For Muhammad, a former presidential official, the wait proved unbearable. Mohammed said his family feels hopeless whenever they see other Afghans leaving humanitarian cities.

The situation is made worse by the fact that evictions from humanitarian cities are not allowed, he said. "We are in the room day and night," Mohammed added, noting that the prolonged and indefinite stay had damaged his family's mental health.

Elizabeth Reaser Murphy, a Legal Aid Society attorney representing Mohammed's family, said that because of her age and the approval of the authorities, the baby's humanitarian parole application was filed with the U.S. Citizenship and Immigration Service ( USCIS). About her parents' pleas.

"While we understand USCIS resources are limited given the number of pending parole applications, this situation is an exceptional one. It is unfair and inhumane," said Rieser-Murphy. The family has US citizen relatives in New York ready to welcome them.

Since July 2021, USCIS has received about 48,900 humanitarian parole applications from Afghans abroad, her unpublished USCIS data shows. Of her 8,427 parole applications granted as of July 28, 8,058, or nearly 96 percent, have been denied by USCIS, according to USCIS data.

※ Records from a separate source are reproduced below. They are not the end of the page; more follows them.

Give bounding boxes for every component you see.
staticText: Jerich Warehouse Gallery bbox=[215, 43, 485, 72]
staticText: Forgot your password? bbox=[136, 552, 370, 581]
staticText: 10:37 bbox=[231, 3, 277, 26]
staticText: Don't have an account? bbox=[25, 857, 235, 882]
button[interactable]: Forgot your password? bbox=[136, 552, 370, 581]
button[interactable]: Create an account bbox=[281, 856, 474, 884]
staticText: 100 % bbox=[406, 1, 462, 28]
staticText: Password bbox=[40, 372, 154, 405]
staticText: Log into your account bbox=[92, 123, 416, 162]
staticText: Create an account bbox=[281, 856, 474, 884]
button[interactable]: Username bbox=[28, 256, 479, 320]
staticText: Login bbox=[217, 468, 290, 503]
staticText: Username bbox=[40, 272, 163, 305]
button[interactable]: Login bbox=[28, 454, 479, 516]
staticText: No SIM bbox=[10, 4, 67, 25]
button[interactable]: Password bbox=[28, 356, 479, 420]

Said Muhammad could be imprisoned or even killed if his baby was not allowed into the United States and his family was forced to return to Afghanistan,Citing reports of the disappearance of former Afghan government officials. orkilled by the Taliban

"Maybe this is the future of our lives," he said.

Camilo Montoya-Galvez
Camilo Montoya-Galvez

Camilo Montoya Galvez is an immigration reporter for CBS News. Based in Washington, he covers immigration policy and politics.